La création d’un statut de l’élu communal pour garantir …

Le chapitre Ier (article 1er) crée un nouvel article dans le code général des collectivités territoriales (CGCT) afin d’instituer un statut de l’élu communal.

… sa disponibilité

Le chapitre II (article 2) a pour objet d’assurer la disponibilité des élus. Les auteurs de la proposition de loi souhaitent notamment étendre le congé électif de 10 jours aux salariés candidats au conseil municipal des communes de plus 500 habitants. Ce congé n’est aujourd’hui accordé que pour les communes de plus de 1 000 habitants.

… sa formation

Le chapitre III (article 3) vise à assurer et financer la formation des élus. Pierre-Yves COLLOMBAT et ses collègues proposent ainsi le remplacement du financement de la formation par les indemnités des élus par celui de la collectivité via la création d’un Fonds national pour la formation des élus communaux alimenté à hauteur des sommes non dépensées permettant de financer des formations complémentaires des communes de moins de 3 500 habitants.

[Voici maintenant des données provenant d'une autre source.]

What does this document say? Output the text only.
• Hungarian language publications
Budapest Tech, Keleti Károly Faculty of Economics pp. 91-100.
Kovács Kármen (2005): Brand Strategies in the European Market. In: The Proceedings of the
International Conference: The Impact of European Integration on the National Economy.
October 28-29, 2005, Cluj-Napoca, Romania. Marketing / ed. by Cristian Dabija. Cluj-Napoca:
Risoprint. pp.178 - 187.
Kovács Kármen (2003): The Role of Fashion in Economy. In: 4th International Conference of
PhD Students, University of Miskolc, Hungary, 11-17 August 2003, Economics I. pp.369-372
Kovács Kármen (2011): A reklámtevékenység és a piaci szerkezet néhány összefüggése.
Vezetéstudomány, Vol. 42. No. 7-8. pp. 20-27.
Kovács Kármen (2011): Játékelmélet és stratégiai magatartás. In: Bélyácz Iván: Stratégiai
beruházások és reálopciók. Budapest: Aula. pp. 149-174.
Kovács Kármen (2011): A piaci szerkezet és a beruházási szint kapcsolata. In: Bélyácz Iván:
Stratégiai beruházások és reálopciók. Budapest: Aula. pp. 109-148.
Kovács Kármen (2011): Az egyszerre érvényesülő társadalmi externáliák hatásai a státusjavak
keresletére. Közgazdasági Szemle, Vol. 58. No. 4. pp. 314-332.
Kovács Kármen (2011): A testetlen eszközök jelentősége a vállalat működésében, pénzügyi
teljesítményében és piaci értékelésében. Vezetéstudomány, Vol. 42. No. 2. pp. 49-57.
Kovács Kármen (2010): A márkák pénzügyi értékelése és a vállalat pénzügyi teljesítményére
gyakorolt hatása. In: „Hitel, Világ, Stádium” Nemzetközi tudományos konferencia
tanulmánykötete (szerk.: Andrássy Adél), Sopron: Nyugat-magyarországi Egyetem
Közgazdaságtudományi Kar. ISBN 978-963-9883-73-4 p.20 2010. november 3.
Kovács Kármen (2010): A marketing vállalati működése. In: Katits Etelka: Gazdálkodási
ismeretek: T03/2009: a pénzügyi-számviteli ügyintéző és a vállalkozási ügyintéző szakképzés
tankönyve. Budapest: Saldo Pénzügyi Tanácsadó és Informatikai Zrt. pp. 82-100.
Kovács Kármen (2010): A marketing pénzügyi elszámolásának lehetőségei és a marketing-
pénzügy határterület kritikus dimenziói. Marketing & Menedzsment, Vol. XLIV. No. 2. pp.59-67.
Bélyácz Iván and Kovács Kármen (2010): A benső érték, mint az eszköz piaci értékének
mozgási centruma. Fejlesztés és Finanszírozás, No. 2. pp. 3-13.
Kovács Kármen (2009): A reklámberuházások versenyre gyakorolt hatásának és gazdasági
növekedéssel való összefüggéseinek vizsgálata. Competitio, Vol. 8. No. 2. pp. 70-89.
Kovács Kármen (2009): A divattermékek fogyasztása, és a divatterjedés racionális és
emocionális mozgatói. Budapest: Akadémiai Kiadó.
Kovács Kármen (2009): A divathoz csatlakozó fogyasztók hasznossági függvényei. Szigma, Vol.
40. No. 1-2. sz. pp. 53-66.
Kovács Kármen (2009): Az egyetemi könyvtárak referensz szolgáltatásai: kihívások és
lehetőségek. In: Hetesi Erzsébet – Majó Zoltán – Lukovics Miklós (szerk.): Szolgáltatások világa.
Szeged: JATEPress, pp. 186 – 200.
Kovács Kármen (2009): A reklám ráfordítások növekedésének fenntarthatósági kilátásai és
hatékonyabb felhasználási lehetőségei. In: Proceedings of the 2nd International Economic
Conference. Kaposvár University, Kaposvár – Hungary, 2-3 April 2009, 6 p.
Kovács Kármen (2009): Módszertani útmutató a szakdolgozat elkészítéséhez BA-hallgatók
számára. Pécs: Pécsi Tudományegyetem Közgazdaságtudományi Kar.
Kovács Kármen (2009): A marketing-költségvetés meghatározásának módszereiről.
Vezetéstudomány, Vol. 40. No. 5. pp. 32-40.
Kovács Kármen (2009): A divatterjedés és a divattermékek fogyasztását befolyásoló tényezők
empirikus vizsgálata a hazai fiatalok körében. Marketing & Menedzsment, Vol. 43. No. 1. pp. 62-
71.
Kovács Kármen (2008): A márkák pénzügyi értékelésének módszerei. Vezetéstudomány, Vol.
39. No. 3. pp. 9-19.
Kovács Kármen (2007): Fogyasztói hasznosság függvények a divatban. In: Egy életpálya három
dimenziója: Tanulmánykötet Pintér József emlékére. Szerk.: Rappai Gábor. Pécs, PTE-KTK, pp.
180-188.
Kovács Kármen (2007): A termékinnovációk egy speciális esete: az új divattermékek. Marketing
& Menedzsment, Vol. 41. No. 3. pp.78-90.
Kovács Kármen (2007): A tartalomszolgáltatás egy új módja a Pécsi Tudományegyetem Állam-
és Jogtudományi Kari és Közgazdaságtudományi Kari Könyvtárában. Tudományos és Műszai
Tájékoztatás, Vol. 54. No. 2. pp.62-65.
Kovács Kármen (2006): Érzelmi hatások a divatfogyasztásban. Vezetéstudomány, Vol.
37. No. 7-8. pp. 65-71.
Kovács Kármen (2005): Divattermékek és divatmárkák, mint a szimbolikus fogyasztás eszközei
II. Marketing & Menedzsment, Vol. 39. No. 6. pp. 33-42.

… la sécurité de l’exercice du mandat

Le chapitre IV (articles 4 à 8) entend assurer la sécurité de l’exercice du mandat des élus communaux sur le plan

– matériel : le texte propose notamment une revalorisation des indemnités des maires et adjoints des communes de moins de 20 000 habitants ; l’interdiction de fixer une indemnité de maire inférieure au barème pour les communes de moins de 3 500 habitants ; l’extension du remboursement des frais de garde d’enfants ou d’assistance aux personnes âgées ou handicapées aux élus municipaux ;
– professionnel : extension du droit à suspension du contrat de travail et le droit à réintégration à l’ensemble des maires et aux adjoints des communes de 3 500 habitants et extension du bénéfice de l’indemnité de fin de mandat à tous les maires ainsi qu’aux adjoints de communes de plus de 3 500 habitants ;
– juridique : en précisant les notions « d’autorité légitime », de « prise illégale d’intérêt » et de « délit de favoritisme ».

… les conditions du débat démocratique

Le chapitre V (article 9) propose d’équilibrer les moyens et l’information de l’opposition afin de faire vivre la démocratie représentative.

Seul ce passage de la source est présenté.